My name is Amy and I am a world class procrastinator. No, really, I will do anything to get out of what I am supposed to be doing: one of the best examples of this happened today when I cleaned my bedroom with an unrivalled enthusiasm instead of writing a blog post like I had promised myself I would.
I don’t know if I’ve always been a procrastinator. As a young kid around primary school age, I would always do my homework as soon as I got it, not because I liked homework but because I understood that if I got it out of the way first I could go on to do something fun. As I grew older, I became the polar opposite: I would do anything but the thing that needed doing, I would even do things I didn’t particularly enjoy doing to get out of doing the other thing, and now at almost 27 years old I am a veteran procrastinator.
In addition to my fastidious approach to procrastination I have anxiety and a serious fear of failure, all of which adds up to a very contradictory, constantly anxious, and stressed individual.
I have tried many approaches over the years to combat this hilarious combination of traits but so far I have not succeeded in kicking the habit. Procrastination remains one of my dearest and most familiar friends, even if he isn’t particularly friendly, helpful or good at all really.
Let’s use this blog as an example shall we? I spent all of April planning the launch in May, I had plans to have 30 posts ready to be scheduled and posted on their allotted days, but by the time April 30th rolled around, I had maybe 15 posts done, 5 of which I hated and haven’t even bothered posting. I had been so enthusiastic about this blog that I researched blogging platforms, social media strategies, and how to build the perfect Facebook page, and in the end all of that was procrastination. Granted, in this case it was useful procrastination and all very necessary work to make a blog happen but if I had had more posts written that I had loved and could be proud of, I probably wouldn’t have a moment of “Oh fuck, this is all too much” causing me to re-evaluate whether I can feasibly do 5 posts a week.
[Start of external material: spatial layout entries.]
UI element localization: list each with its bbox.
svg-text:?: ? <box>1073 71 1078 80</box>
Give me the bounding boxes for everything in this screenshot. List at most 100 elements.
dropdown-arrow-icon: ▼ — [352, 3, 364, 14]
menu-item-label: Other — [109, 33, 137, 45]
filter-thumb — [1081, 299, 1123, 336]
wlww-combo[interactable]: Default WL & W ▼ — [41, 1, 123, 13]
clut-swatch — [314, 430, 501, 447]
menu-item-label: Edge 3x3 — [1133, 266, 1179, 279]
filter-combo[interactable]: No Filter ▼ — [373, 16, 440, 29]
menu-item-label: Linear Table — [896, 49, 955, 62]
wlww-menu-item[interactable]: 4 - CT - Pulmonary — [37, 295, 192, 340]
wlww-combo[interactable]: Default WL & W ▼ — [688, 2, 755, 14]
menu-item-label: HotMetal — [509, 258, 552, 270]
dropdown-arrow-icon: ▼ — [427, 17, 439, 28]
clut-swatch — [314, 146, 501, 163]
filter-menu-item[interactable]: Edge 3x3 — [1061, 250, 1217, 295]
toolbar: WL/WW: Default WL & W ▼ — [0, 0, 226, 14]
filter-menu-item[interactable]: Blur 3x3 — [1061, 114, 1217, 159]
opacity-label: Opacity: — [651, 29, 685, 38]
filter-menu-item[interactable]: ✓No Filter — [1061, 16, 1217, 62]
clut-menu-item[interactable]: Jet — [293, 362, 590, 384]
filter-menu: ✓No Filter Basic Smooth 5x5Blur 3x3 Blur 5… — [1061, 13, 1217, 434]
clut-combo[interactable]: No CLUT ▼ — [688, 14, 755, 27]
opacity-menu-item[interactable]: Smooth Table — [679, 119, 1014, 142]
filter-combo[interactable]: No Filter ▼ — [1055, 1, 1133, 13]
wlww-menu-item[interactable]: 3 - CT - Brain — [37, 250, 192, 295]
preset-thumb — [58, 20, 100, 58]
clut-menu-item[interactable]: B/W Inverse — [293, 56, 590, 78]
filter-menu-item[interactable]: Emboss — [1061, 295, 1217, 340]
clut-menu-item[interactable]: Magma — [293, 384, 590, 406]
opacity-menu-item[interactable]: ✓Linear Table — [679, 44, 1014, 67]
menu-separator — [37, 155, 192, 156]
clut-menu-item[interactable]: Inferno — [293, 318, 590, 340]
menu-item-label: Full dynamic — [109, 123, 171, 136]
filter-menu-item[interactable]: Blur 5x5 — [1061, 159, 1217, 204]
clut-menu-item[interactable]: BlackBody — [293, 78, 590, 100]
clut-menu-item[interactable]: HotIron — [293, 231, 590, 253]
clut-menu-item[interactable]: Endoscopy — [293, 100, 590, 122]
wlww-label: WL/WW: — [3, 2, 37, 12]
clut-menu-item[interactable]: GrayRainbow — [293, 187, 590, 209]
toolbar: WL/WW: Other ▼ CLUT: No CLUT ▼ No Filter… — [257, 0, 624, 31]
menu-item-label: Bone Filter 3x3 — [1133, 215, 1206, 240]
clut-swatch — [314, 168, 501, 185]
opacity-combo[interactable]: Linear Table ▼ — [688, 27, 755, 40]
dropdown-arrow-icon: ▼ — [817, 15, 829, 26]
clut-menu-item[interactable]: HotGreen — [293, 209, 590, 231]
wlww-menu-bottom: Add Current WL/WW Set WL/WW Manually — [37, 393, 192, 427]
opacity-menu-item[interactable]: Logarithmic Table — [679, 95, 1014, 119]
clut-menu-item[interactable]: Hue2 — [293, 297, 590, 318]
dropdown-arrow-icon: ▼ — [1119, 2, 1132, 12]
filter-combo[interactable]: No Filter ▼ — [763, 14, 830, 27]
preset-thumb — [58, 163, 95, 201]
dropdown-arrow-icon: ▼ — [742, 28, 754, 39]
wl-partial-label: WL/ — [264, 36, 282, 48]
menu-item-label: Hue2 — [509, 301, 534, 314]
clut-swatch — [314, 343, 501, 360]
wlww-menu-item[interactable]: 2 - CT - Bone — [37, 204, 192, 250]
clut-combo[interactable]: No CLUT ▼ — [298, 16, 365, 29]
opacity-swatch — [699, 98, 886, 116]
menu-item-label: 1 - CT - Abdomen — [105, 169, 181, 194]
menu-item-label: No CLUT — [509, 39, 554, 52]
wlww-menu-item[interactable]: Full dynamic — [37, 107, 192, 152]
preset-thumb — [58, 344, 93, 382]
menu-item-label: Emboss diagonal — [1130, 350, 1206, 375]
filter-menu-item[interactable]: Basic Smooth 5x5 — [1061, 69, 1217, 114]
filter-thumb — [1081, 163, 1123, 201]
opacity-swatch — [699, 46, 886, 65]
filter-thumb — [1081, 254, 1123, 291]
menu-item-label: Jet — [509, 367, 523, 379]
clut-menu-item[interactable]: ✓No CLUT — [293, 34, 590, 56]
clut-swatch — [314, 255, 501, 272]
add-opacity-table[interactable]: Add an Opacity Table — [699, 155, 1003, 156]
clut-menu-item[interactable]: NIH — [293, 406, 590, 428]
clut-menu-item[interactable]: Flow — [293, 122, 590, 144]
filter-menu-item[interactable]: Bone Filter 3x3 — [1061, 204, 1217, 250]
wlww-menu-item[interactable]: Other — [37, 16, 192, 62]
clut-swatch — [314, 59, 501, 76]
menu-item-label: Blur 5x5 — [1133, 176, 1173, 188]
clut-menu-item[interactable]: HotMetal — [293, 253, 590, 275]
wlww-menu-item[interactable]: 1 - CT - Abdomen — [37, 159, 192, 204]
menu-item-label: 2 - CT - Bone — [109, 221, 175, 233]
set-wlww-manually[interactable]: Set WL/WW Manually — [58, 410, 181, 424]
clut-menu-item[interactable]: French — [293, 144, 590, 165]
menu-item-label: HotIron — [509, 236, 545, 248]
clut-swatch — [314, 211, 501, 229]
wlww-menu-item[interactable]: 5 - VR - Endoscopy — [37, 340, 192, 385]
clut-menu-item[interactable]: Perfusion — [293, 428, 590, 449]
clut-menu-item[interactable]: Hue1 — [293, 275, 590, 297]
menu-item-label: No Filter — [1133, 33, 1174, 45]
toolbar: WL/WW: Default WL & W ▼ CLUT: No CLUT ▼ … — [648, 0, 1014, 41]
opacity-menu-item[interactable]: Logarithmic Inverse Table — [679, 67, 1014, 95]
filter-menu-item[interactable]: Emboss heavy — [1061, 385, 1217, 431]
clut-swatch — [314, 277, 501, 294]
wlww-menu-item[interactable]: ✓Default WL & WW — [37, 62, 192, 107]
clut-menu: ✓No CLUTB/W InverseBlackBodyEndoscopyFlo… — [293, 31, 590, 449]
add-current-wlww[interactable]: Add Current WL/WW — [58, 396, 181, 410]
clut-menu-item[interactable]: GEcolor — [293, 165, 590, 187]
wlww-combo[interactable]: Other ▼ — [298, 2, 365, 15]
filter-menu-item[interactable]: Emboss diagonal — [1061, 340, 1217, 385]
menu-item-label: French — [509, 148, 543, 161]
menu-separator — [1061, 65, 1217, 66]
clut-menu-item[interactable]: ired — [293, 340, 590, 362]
Even as I write that paragraph I began procrastinating by suddenly “remembering” I needed to update my twitter and find more blogs to follow on twitter. At least this time I can tell you why I procrastinated: in talking about how I procrastinate, I have to admit that I have faults and frankly no one wants to do that, but it’s important to admit that I am a procrastinator.
In examining my behaviour I actually think it’s highly likely I have ADD, because in between writing the past two paragraphs, I have checked both twitter and Facebook twice and changed the song on iTunes about 5 times. That in isolation could just be procrastination but it’s pretty much how I live my life, flitting from one thing to another. Nevertheless, I should hold myself accountable for the fact I have let my procrastination slide into the total inability to achieve set goals in a timely manner.
When it comes to setting goals, I can be very ambitious and I start off strong, doing all of the things I need to do in order to achieve and sometimes even surpass them, but slowly I find myself realising that I can’t possibly maintain the momentum I have set for myself and therefore I will inevitably fail, so instead of re-evaluating my goals, I do something else instead and literally think to myself “I’ll do that later,” I have done this so often that I don’t even realise I am doing it anymore. My standard operating procedure is to write a deadline down in my bullet journal, look at it everyday and think “I should really do that” and then not do it until the night before the deadline. That sums up the entirety of my university life too, for all but the first 2 weeks of freshman year.
I can’t help but feel I should be keeping a tally of how many times I have checked twitter, Facebook and my phone while I’m writing this, because it is getting a little ridiculous.
I have always been a master of setting goals, I have just never been particularly skilled at achieving those goals. As I said before, it could be that I over-estimate my abilities or the amount of work required to achieve a goal and therefore am setting myself up to fail before I even begin. Goals should be SMART:
- S- Specific
- M- Measurable
- A- Achievable
- R- Realistic
- T- Time based/Trackable
And quite often, in hindsight I can look at goals I have set and laugh at how entirely unmanageable they are and how they were never going to be something I found myself achieving.
So, dear readers, all of this is to say: My name is Amy and I am a procrastinator, but I will not let it stop me from succeeding and I will do something about it… tomorrow.
No, seriously, starting tomorrow I am going to have a daily schedule, and I am going to blog about it and hold myself accountable to the schedule, myself and you. You can all leave comments if it looks like I’m slacking off.
Let’s all band together and fight procrastination.